La struggente lettera aperta della ragazza stuprata nella stazione della Circumvesuviana alle porte di Napoli

Due dei tre inqualificabili giovani che sono stati fermati per la violenza di grupppo usata ad una ragazza di 24 anni anni nell’ascensore della stazione della Curcumvesuviana di San Giorgio a Cremano (alle porte di Napoli) sono stati rimessi in libertà. Non si sa se anche al terzo di loro sarà usato lo stesso sorprendente trattamento.

Intanto – per capire quale è il male che,  comunque, essi hanno fatto ad una ragazza indifesa e chi è quella persona: quali sentimenti ha, quale cultura, quale sensibilità, quali tormenti – basta leggere la lettera aperta che la vittima ha indirizzato a quanti  ancora dubitano della sua versione dei fatti. E’ sperabile che la leggano i giudici del Tribunale del Riesame e che per loro non siano, le sue, delle “parole al vento”. La giovane scrive:  “Bastano pochi minuti e ritorno col pensiero: erano attimi di incapacità a reagire di fronte alla brutalità e alla supremazia di tre corpi. Erano attimi in cui la mente sembrava come incapace di comprendere, erano attimi di totale perdizione dell’essere. E dopo che il corpo era diventato scarto e oggetto ho provato una sorta di distacco da esso.

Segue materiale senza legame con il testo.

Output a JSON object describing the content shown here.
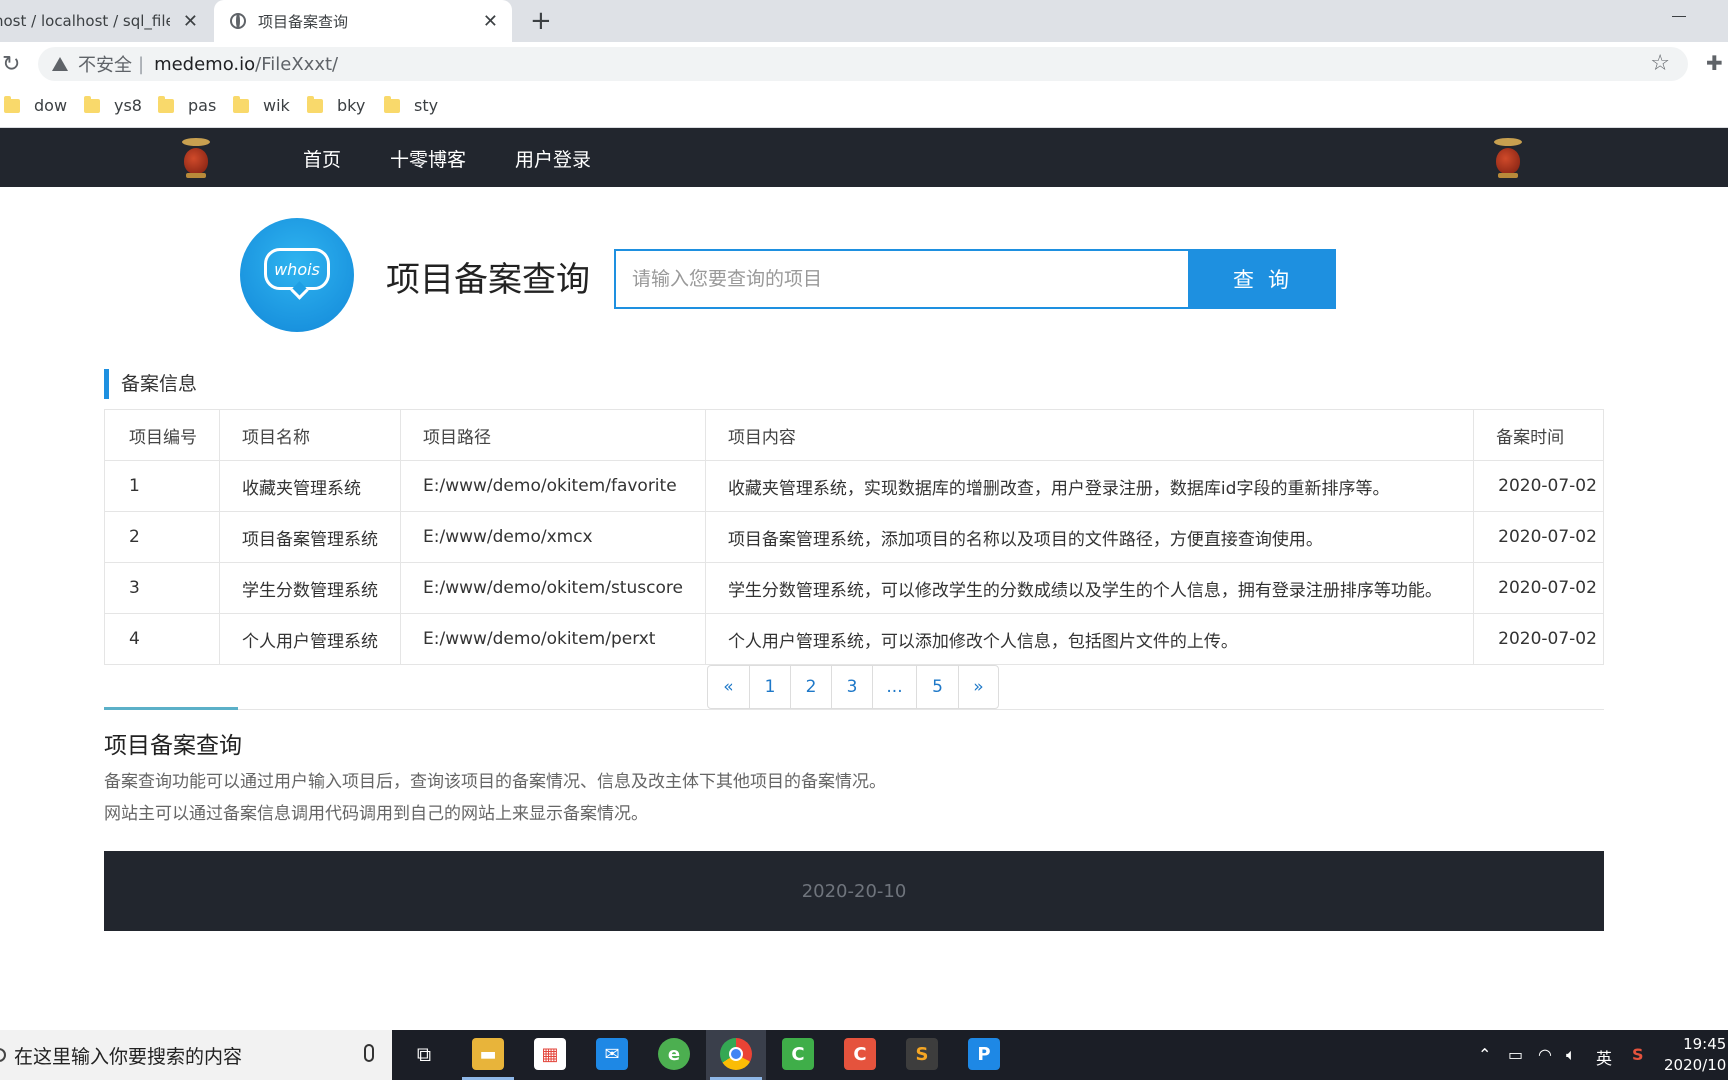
{
  "browser": {
    "tabs": [
      {
        "title": "host / localhost / sql_filex"
      },
      {
        "title": "项目备案查询"
      }
    ],
    "address": {
      "insecure_label": "不安全",
      "host": "medemo.io",
      "path": "/FileXxxt/"
    },
    "bookmarks": [
      "dow",
      "ys8",
      "pas",
      "wik",
      "bky",
      "sty"
    ]
  },
  "nav": {
    "items": [
      "首页",
      "十零博客",
      "用户登录"
    ]
  },
  "hero": {
    "logo_text": "whois",
    "title": "项目备案查询",
    "search_placeholder": "请输入您要查询的项目",
    "search_button": "查询"
  },
  "records": {
    "section_title": "备案信息",
    "columns": [
      "项目编号",
      "项目名称",
      "项目路径",
      "项目内容",
      "备案时间"
    ],
    "rows": [
      [
        "1",
        "收藏夹管理系统",
        "E:/www/demo/okitem/favorite",
        "收藏夹管理系统，实现数据库的增删改查，用户登录注册，数据库id字段的重新排序等。",
        "2020-07-02"
      ],
      [
        "2",
        "项目备案管理系统",
        "E:/www/demo/xmcx",
        "项目备案管理系统，添加项目的名称以及项目的文件路径，方便直接查询使用。",
        "2020-07-02"
      ],
      [
        "3",
        "学生分数管理系统",
        "E:/www/demo/okitem/stuscore",
        "学生分数管理系统，可以修改学生的分数成绩以及学生的个人信息，拥有登录注册排序等功能。",
        "2020-07-02"
      ],
      [
        "4",
        "个人用户管理系统",
        "E:/www/demo/okitem/perxt",
        "个人用户管理系统，可以添加修改个人信息，包括图片文件的上传。",
        "2020-07-02"
      ]
    ],
    "pagination": [
      "«",
      "1",
      "2",
      "3",
      "...",
      "5",
      "»"
    ]
  },
  "about": {
    "title": "项目备案查询",
    "lines": [
      "备案查询功能可以通过用户输入项目后，查询该项目的备案情况、信息及改主体下其他项目的备案情况。",
      "网站主可以通过备案信息调用代码调用到自己的网站上来显示备案情况。"
    ]
  },
  "footer": {
    "text": "2020-20-10"
  },
  "taskbar": {
    "search_placeholder": "在这里输入你要搜索的内容",
    "ime": "英",
    "time": "19:45",
    "date": "2020/10"
  },
  "colors": {
    "accent": "#1e90e0",
    "nav_bg": "#22262e",
    "link": "#1e78c8"
  }
}
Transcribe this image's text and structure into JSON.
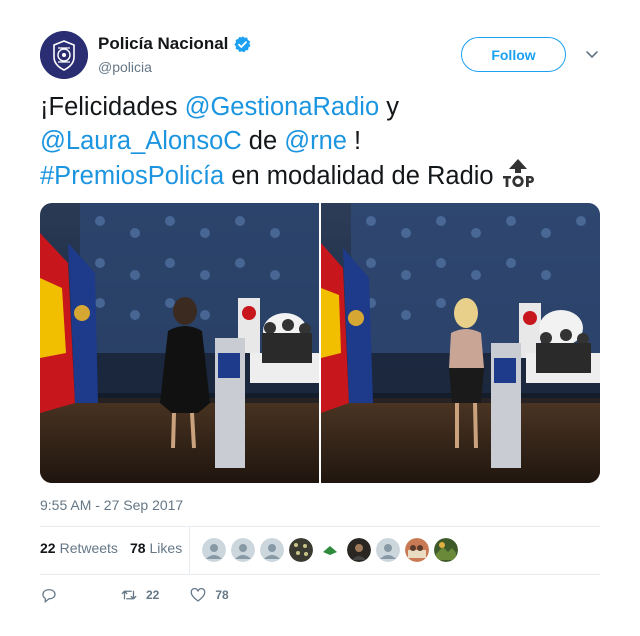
{
  "account": {
    "display_name": "Policía Nacional",
    "handle": "@policia",
    "verified_icon": "verified-badge-icon"
  },
  "follow_button": {
    "label": "Follow"
  },
  "tweet": {
    "line1_pre": "¡Felicidades ",
    "mention1": "@GestionaRadio",
    "line1_post": "  y",
    "mention2": "@Laura_AlonsoC",
    "line2_mid": " de ",
    "mention3": "@rne",
    "line2_post": " !",
    "hashtag": "#PremiosPolicía",
    "line3_post": " en modalidad de Radio",
    "emoji": "top-arrow-emoji"
  },
  "media": {
    "photos": [
      "photo-speaker-dark-dress",
      "photo-speaker-light-top"
    ]
  },
  "timestamp": "9:55 AM - 27 Sep 2017",
  "stats": {
    "retweets_count": "22",
    "retweets_label": "Retweets",
    "likes_count": "78",
    "likes_label": "Likes"
  },
  "actions": {
    "reply_icon": "reply-icon",
    "retweet_count": "22",
    "like_count": "78"
  },
  "colors": {
    "link": "#1b95e0",
    "follow": "#1da1f2",
    "muted": "#657786",
    "text": "#14171a"
  }
}
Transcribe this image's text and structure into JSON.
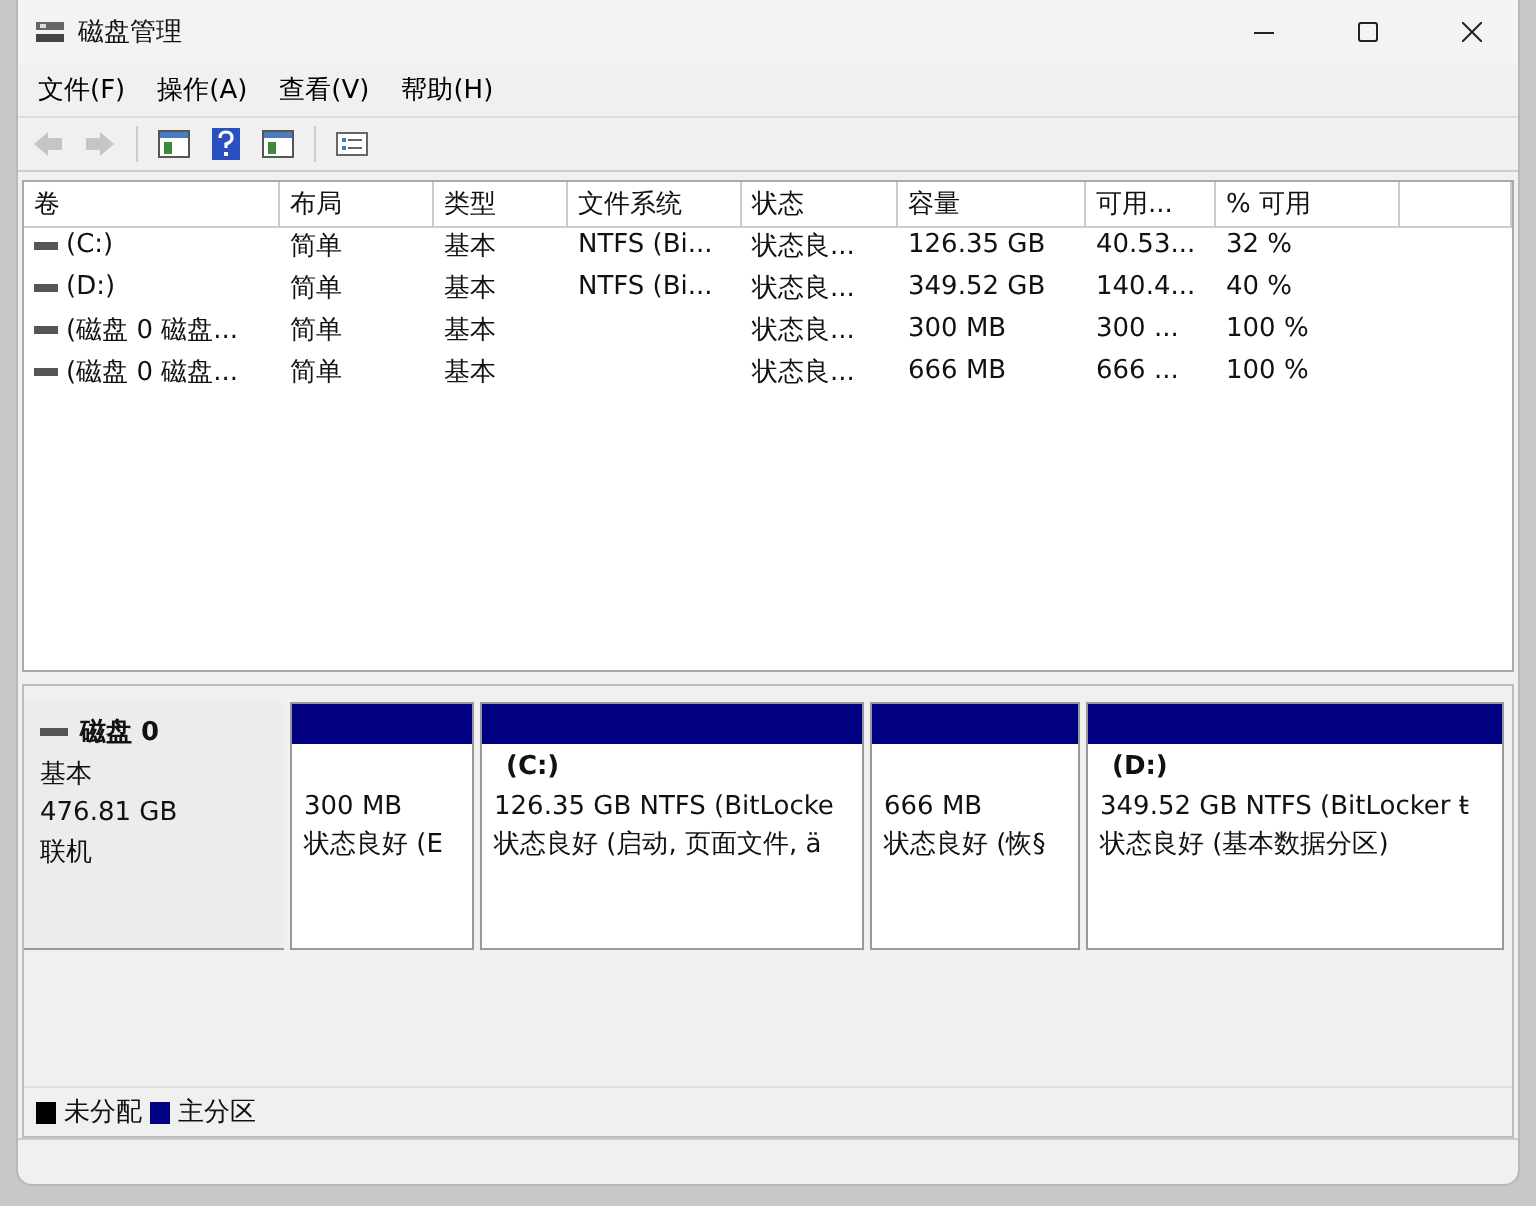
{
  "window": {
    "title": "磁盘管理"
  },
  "menu": [
    "文件(F)",
    "操作(A)",
    "查看(V)",
    "帮助(H)"
  ],
  "toolbar": [
    {
      "kind": "back",
      "disabled": true
    },
    {
      "kind": "forward",
      "disabled": true
    },
    {
      "kind": "panel",
      "disabled": false
    },
    {
      "kind": "help",
      "disabled": false
    },
    {
      "kind": "panel",
      "disabled": false
    },
    {
      "kind": "properties",
      "disabled": false
    }
  ],
  "table": {
    "columns": [
      "卷",
      "布局",
      "类型",
      "文件系统",
      "状态",
      "容量",
      "可用...",
      "% 可用"
    ],
    "rows": [
      {
        "cells": [
          "(C:)",
          "简单",
          "基本",
          "NTFS (Bi...",
          "状态良...",
          "126.35 GB",
          "40.53...",
          "32 %"
        ]
      },
      {
        "cells": [
          "(D:)",
          "简单",
          "基本",
          "NTFS (Bi...",
          "状态良...",
          "349.52 GB",
          "140.4...",
          "40 %"
        ]
      },
      {
        "cells": [
          "(磁盘 0 磁盘...",
          "简单",
          "基本",
          "",
          "状态良...",
          "300 MB",
          "300 ...",
          "100 %"
        ]
      },
      {
        "cells": [
          "(磁盘 0 磁盘...",
          "简单",
          "基本",
          "",
          "状态良...",
          "666 MB",
          "666 ...",
          "100 %"
        ]
      }
    ]
  },
  "disk": {
    "name": "磁盘 0",
    "type": "基本",
    "size": "476.81 GB",
    "status": "联机",
    "partitions": [
      {
        "size": "300 MB",
        "status": "状态良好 (E",
        "color": "#000080"
      },
      {
        "label": "(C:)",
        "size": "126.35 GB NTFS (BitLocke",
        "status": "状态良好 (启动, 页面文件, ä",
        "color": "#000080"
      },
      {
        "size": "666 MB",
        "status": "状态良好 (恢§",
        "color": "#000080"
      },
      {
        "label": "(D:)",
        "size": "349.52 GB NTFS (BitLocker ŧ",
        "status": "状态良好 (基本数据分区)",
        "color": "#000080"
      }
    ]
  },
  "legend": [
    {
      "label": "未分配",
      "color": "#000000"
    },
    {
      "label": "主分区",
      "color": "#000080"
    }
  ]
}
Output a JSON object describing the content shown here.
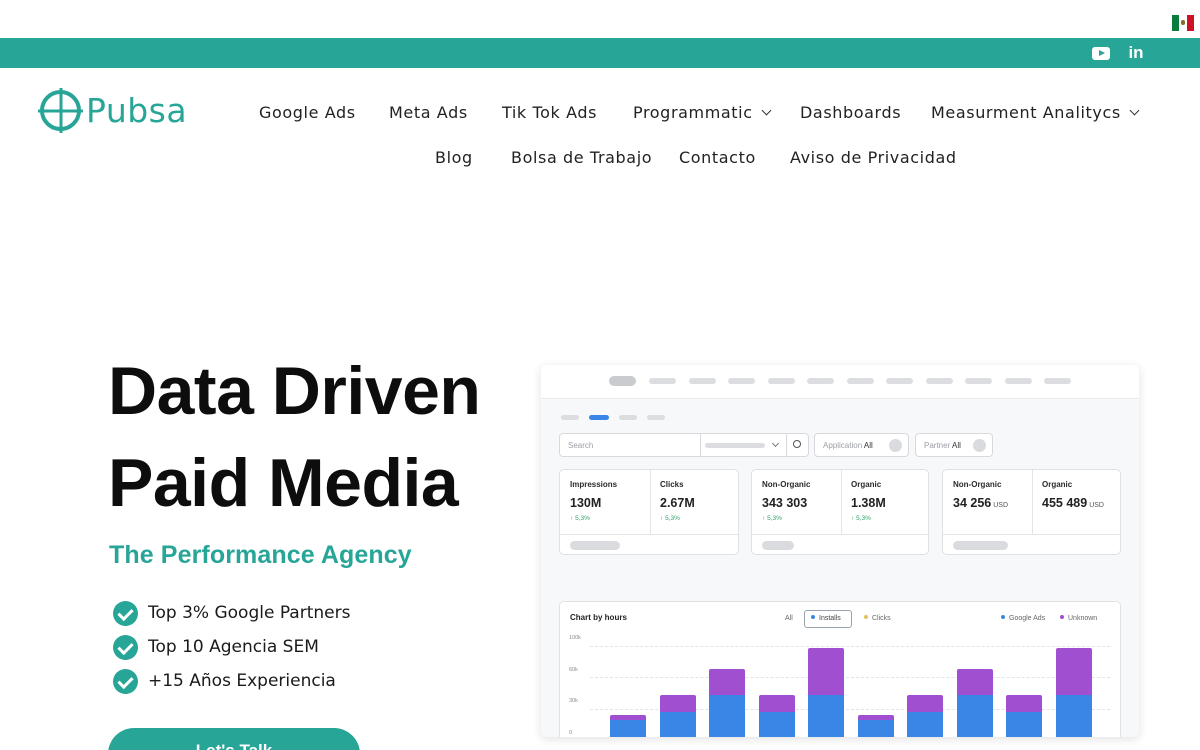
{
  "header": {
    "country_flag_icon": "mexico-flag-icon",
    "teal_color": "#27a597",
    "social_icons": [
      "youtube-icon",
      "linkedin-icon"
    ],
    "linkedin_label": "in"
  },
  "logo": {
    "text": "Pubsa",
    "icon": "crosshair-icon"
  },
  "nav": {
    "items": [
      {
        "label": "Google Ads"
      },
      {
        "label": "Meta Ads"
      },
      {
        "label": "Tik Tok Ads"
      },
      {
        "label": "Programmatic"
      },
      {
        "label": "Dashboards"
      },
      {
        "label": "Measurment Analitycs"
      },
      {
        "label": "Blog"
      },
      {
        "label": "Bolsa de Trabajo"
      },
      {
        "label": "Contacto"
      },
      {
        "label": "Aviso de Privacidad"
      }
    ]
  },
  "hero": {
    "title_line1": "Data Driven",
    "title_line2": "Paid Media",
    "subtitle": "The Performance Agency",
    "bullets": [
      {
        "text": "Top 3% Google Partners"
      },
      {
        "text": "Top 10 Agencia SEM"
      },
      {
        "text": "+15 Años Experiencia"
      }
    ],
    "cta_label": "Let's Talk"
  },
  "dashboard": {
    "search_placeholder": "Search",
    "application_label": "Application",
    "application_value": "All",
    "partner_label": "Partner",
    "partner_value": "All",
    "cards": [
      {
        "metrics": [
          {
            "label": "Impressions",
            "value": "130M",
            "unit": "",
            "change": "5,3%"
          },
          {
            "label": "Clicks",
            "value": "2.67M",
            "unit": "",
            "change": "5,3%"
          }
        ]
      },
      {
        "metrics": [
          {
            "label": "Non-Organic",
            "value": "343 303",
            "unit": "",
            "change": "5,3%"
          },
          {
            "label": "Organic",
            "value": "1.38M",
            "unit": "",
            "change": "5,3%"
          }
        ]
      },
      {
        "metrics": [
          {
            "label": "Non-Organic",
            "value": "34 256",
            "unit": "USD",
            "change": ""
          },
          {
            "label": "Organic",
            "value": "455 489",
            "unit": "USD",
            "change": ""
          }
        ]
      }
    ],
    "chart": {
      "title": "Chart by hours",
      "filter_all": "All",
      "filter_installs": "Installs",
      "filter_clicks": "Clicks",
      "legend_google": "Google Ads",
      "legend_unknown": "Unknown",
      "y_ticks": [
        "100k",
        "60k",
        "30k",
        "0"
      ],
      "colors": {
        "google": "#3a86e6",
        "unknown": "#a04fd1",
        "clicks_dot": "#e3c25a"
      }
    }
  },
  "chart_data": {
    "type": "bar",
    "title": "Chart by hours",
    "stacked": true,
    "categories": [
      "",
      "",
      "",
      "",
      "",
      "",
      "",
      "",
      "",
      ""
    ],
    "ylim": [
      0,
      100000
    ],
    "y_ticks": [
      "100k",
      "60k",
      "30k",
      "0"
    ],
    "series": [
      {
        "name": "Google Ads",
        "color": "#3a86e6",
        "values": [
          22000,
          30000,
          46000,
          30000,
          46000,
          22000,
          30000,
          46000,
          30000,
          46000
        ]
      },
      {
        "name": "Unknown",
        "color": "#a04fd1",
        "values": [
          5000,
          16000,
          25000,
          16000,
          45000,
          5000,
          16000,
          25000,
          16000,
          45000
        ]
      }
    ]
  }
}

Il mio corpo, sede della mia anima, così sporco. Sembrava di essere avvolta dalla nebbia mentre mi trascinavo su quella panchina dopo quelli che saranno stati 7 o 8 minuti. Mi sono seduta e non l’ho avvertito più. Ho cominciato ad odiarlo e poi a provare una profonda compassione per il mio essere. Compassione che ancora oggi mi accompagna, unita ad una sensazione di rabbia impotente, unita al rammarico, allo sdegno, allo sporco, al rifiuto e poi all’accettazione di un corpo che fatico a riconoscere perché calpestato nella sua purezza. Il futuro diviene una sorta di clessidra. Consumato il corpo e la mente dal tempo odierno ricerco una vita semplice. Mi piacerebbe essere a capo di un’associazione che si occupa della prevenzione, della tutela e della salvaguardia delle donne, ragazze, bambine a rischio, perché donare se stessi e il proprio vissuto per gli altri è l’unico modo per accettarlo”.

Riflettano coloro che devono. Ma riflettano tutti coloro che possono.